Feds Shut Down Guaranty Bank, Closing Branches In Walmart, Kroger Stores

Image courtesy of Adam Fagen

Last week, the Office of the Comptroller of the Currency shut down Guaranty Bank, which also did business as BestBank. While the shutdown and transfer process is supposed to be relatively simple for bank customers, they’re facing long lines at the remaining banks.

The bank had branches in Georgia, Illinois, Michigan, Minnesota, and Wisconsin, with the banks in Georgia and Michigan doing business as BestBank. The issue for customers is that the majority of its branches were inside Walmart stores and Kroger-owned supermarkets, but the only branches that will reopen as First Citizens Bank & Trust are the free-standing ones.

“When did banks start failing again?” you might ask. “Should we start the Recession Watch back up?” No, banks fail more often than we realize. Guaranty is the fifth bank to fail so far in 2017.

The Milwaukee Journal-Sentinel reports that the bank was still dealing with after-effects of bad loans made during last decade’s housing crisis.

The government closed the bank late on Friday, with the OCC saying in a statement that “the bank had experienced substantial dissipation of assets or earnings due to unsafe or unsound practices,” and that Guaranty “was significantly undercapitalized and failed to submit a capital restoration plan acceptable to the OCC.”

Yet an investment banker told the Journal-Sentinel that his clients were planning to invest $100 million in the bank, which would have brought its levels of capital above the level needed to protect against loans gone bad.
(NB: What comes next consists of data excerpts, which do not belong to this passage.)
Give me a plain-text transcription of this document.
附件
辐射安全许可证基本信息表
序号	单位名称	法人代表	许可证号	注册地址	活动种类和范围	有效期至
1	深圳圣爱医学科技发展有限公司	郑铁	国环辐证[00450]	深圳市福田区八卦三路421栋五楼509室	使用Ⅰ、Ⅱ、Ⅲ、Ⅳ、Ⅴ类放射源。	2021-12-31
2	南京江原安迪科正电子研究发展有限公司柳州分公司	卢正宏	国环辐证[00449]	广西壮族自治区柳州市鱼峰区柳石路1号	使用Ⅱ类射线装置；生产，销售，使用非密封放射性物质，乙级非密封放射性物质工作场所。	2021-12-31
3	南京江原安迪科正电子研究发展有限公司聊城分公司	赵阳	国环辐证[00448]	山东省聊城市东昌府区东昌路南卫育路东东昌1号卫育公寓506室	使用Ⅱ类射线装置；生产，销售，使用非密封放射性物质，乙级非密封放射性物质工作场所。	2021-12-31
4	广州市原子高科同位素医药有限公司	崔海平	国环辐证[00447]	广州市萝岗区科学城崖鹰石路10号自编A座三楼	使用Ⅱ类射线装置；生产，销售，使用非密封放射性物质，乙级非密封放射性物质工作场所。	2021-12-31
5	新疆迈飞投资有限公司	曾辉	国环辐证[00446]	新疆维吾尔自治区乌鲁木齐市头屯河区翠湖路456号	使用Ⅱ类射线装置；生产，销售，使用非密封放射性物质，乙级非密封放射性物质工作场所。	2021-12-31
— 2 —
He called the shutdown “a horrendous case of government overreach,” and claimed that bank regulators were aware of the investment plan.

The shutdown is done, though, and the Federal Deposit Insurance Corporation chose First Citizens Bank & Trust out of North Carolina to take over most of the assets and customers of Guaranty. However, customers aren’t happy about this, since the store-based branches will not re-open, and they were 105 of Guaranty’s 117 branches.

“There’s just no locations anywhere near us anymore,” one customer who traveled to a branch to close her account told TV station WITI. “It took about 35 minutes to get here.”

In Wisconsin, the state with 10 remaining branches, people reported waiting for an hour to get help on Monday morning. It wasn’t just the shutdown: The bank had gone from 48 locations in the state to 10 over the weekend, which meant that regular Monday-morning bank business transferred to the standalone branches too.

Former Best Bank customers in Georgia and Michigan are completely out of luck, since there were no standalone branches in their states at all.

If they decide to leave and choose a bank or credit union that actually has offices nearby, they will be allowed to withdraw their money from Guaranty accounts with no penalty. That includes certificates of deposit, as long as that money isn’t being used as collateral for a loan.

You don’t have to worry about any checks you have from Guaranty customers not being honored because of the change. Customers are also still able to use their debit cards and make loan payments, and make withdrawals from ATMs. Not the ones in Walmarts and grocery stores, though: Those have been shut down.